Cliff Lee wears forbearance like the wisp of the whiskers below his lower lip. At work or at rest, while crushing a Sodoku puzzle or an online chess opponent, Lee has the cool, understated mien of someone handed the answers to a test the night before the exam. Control, that temperamental temptress all pitchers woo, is his greatest conquest.
Last year, in a taxi on his way to start the World Series opener at Yankee Stadium, Lee found Manhattan traffic so hopelessly gnarled that he jumped out of the cab mid-block and headed on foot for a subway station, though he wasn't quite sure where he was going. Two trains, a call to the visiting clubhouse manager and a walk of several blocks later, Lee, typically a pious disciple of routine, walked into the Phillies' clubhouse an hour late. "Most guys would be all hot and bothered and be saying, 'You wouldn't believe what happened,' " Phillies pitcher Jamie Moyer says. "Not Cliff. None of us even knew anything was up. You couldn't tell anything with Cliff. It was just another day."
All Lee did that night was become the first pitcher in World Series history to spin a complete game with no walks, no earned runs and 10 strikeouts. "You never see him upset," Moyer adds. "You never see him angry. He just goes with the flow."
Lee is back in the World Series, this time as a Ranger. The lefthander is more than the central character of this Series: He looms above it like the Sun above the Earth. There are only the days Lee is scheduled to pitch (Game 1, on Wednesday at San Francisco's AT&T Park, and Game 5 in Texas on Monday) and the days spent waiting for him to get the ball again. He has joined the likes of Bob Gibson in 1968, the year he had a 1.12 ERA; Sandy Koufax in 1963, following his breakout 25--5 season; and Christy Mathewson in 1905, flush with 31 wins and a 1.28 ERA heading into the second World Series.
Lee has tiptoed as close to the edge of perfection as any pitcher before him, especially come October. In eight career postseason starts, including three gems this year, Lee is 7--0 with a 1.26 ERA. In four of those eight outings Lee has struck out at least 10 batters without a walk. No one else has done that in the postseason twice. In fact, those four dominant performances represent a threshold attained only four times in the other 2,568 postseason games ever played.

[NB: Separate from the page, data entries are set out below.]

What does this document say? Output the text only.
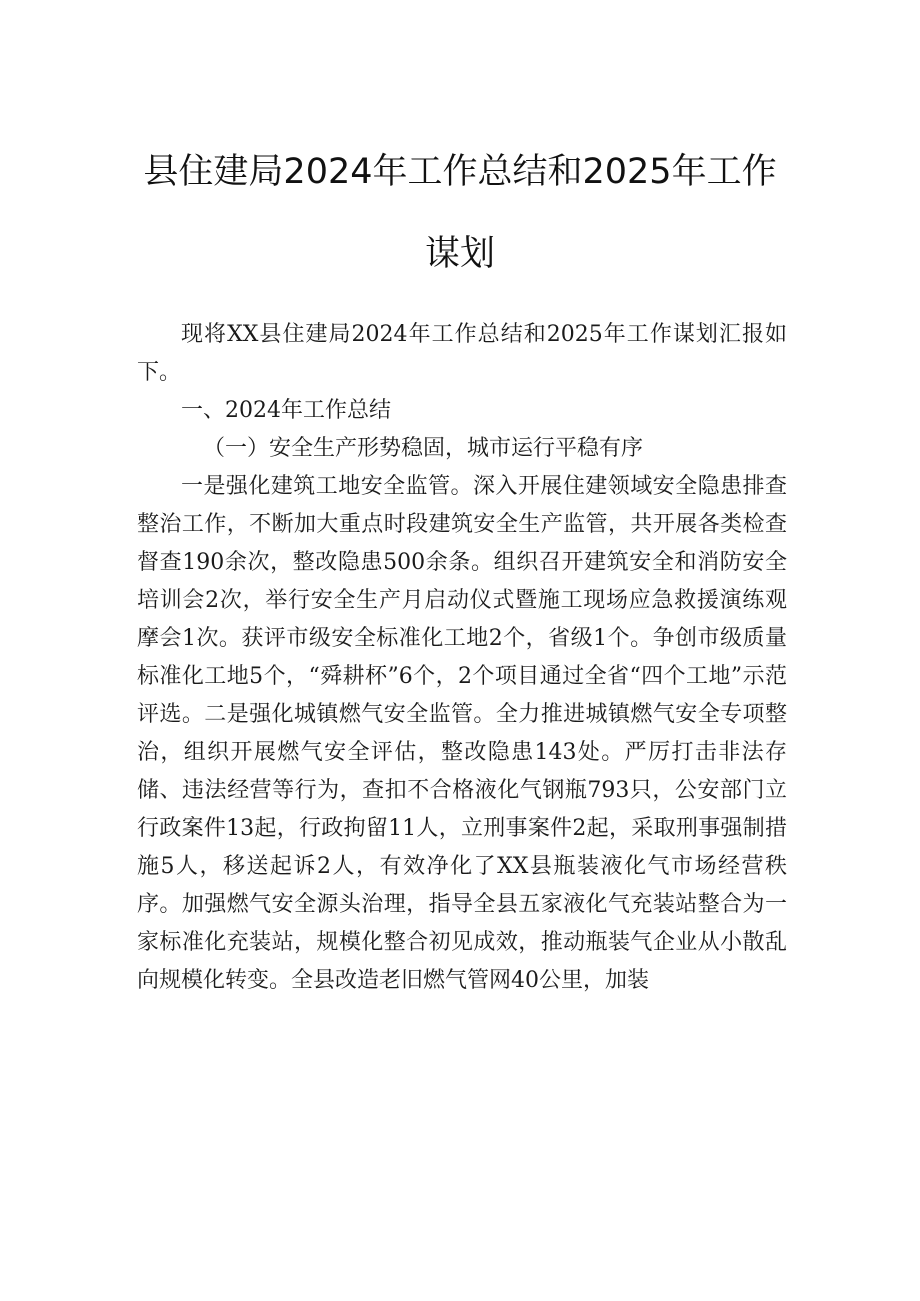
县住建局2024年工作总结和2025年工作
谋划

现将XX县住建局2024年工作总结和2025年工作谋划汇报如下。

一、2024年工作总结

（一）安全生产形势稳固，城市运行平稳有序

一是强化建筑工地安全监管。深入开展住建领域安全隐患排查整治工作，不断加大重点时段建筑安全生产监管，共开展各类检查督查190余次，整改隐患500余条。组织召开建筑安全和消防安全培训会2次，举行安全生产月启动仪式暨施工现场应急救援演练观摩会1次。获评市级安全标准化工地2个，省级1个。争创市级质量标准化工地5个，“舜耕杯”6个，2个项目通过全省“四个工地”示范评选。二是强化城镇燃气安全监管。全力推进城镇燃气安全专项整治，组织开展燃气安全评估，整改隐患143处。严厉打击非法存储、违法经营等行为，查扣不合格液化气钢瓶793只，公安部门立行政案件13起，行政拘留11人，立刑事案件2起，采取刑事强制措施5人，移送起诉2人，有效净化了XX县瓶装液化气市场经营秩序。加强燃气安全源头治理，指导全县五家液化气充装站整合为一家标准化充装站，规模化整合初见成效，推动瓶装气企业从小散乱向规模化转变。全县改造老旧燃气管网40公里，加装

At 32, and just weeks away from dominating the free-agent market in the same way he has the postseason, Lee only now is passing through his prime. But already he's deserving of a place on baseball's Mount Rushmore of postseason pitchers, where Gibson, Koufax and Mathewson have left room for a fourth. Actually, Lee's postseason line of batting average/on-base percentage/slugging percentage against (.173/.197/.229) is better across the board than those of all three October masters.

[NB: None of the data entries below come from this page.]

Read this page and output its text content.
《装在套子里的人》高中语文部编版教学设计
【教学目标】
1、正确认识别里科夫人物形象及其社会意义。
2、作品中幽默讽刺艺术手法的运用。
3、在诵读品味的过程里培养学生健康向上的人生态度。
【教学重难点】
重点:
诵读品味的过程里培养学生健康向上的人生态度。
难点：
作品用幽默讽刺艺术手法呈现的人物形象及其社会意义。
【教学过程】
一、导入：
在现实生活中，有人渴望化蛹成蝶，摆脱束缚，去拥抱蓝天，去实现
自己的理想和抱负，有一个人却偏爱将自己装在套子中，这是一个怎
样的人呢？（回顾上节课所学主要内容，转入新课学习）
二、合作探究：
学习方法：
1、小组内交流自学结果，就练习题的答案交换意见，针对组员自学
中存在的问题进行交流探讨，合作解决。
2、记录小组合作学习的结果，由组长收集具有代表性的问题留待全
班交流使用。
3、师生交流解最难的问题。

"We've got our work cut out for us, we know that," said San Francisco general manager Brian Sabean after the Giants hung three NLCS losses on Roy Halladay, Roy Oswalt and Cole Hamels, the trio of Philadelphia aces who had been 20--4 since Aug. 14. "We've stared down great pitching in this [NLCS]. The tenacity of our guys is something else. We'll compete with anyone. Somehow our offense finds a way to get our pitchers three or four runs to win."
Said Moyer about Lee, "If you don't enjoy watching what he's doing right now, you'll never enjoy pitching."
This is a World Series for aficionados, the first one in eight years without big-box franchises out of the Atlantic corridor or big Midwestern cities. It will not rank among the four most-watched Fall Classics since baseball's contract with Fox began in 2000; those all involved the Yankees or the Red Sox. This one is for people who favor independent films with well-written narratives over mass-market major-studio productions. The Giants and the Rangers, as if sharing scriptwriters, even clinched their Series spots in precisely the same way: by knocking off the defending league champion (Phillies and Yankees) in six games, with the final out coming on a called third strike against the opponent's cleanup hitter and highest-paid player (Ryan Howard and Alex Rodriguez).
With those strikeouts, the meme of parity in baseball spread further. Half the 30 franchises in baseball now have played in the past 10 World Series. Either Texas (49 years) or San Francisco (56 years) will end one of the two longest world championship droughts this side of the famously dry Cubs and Indians.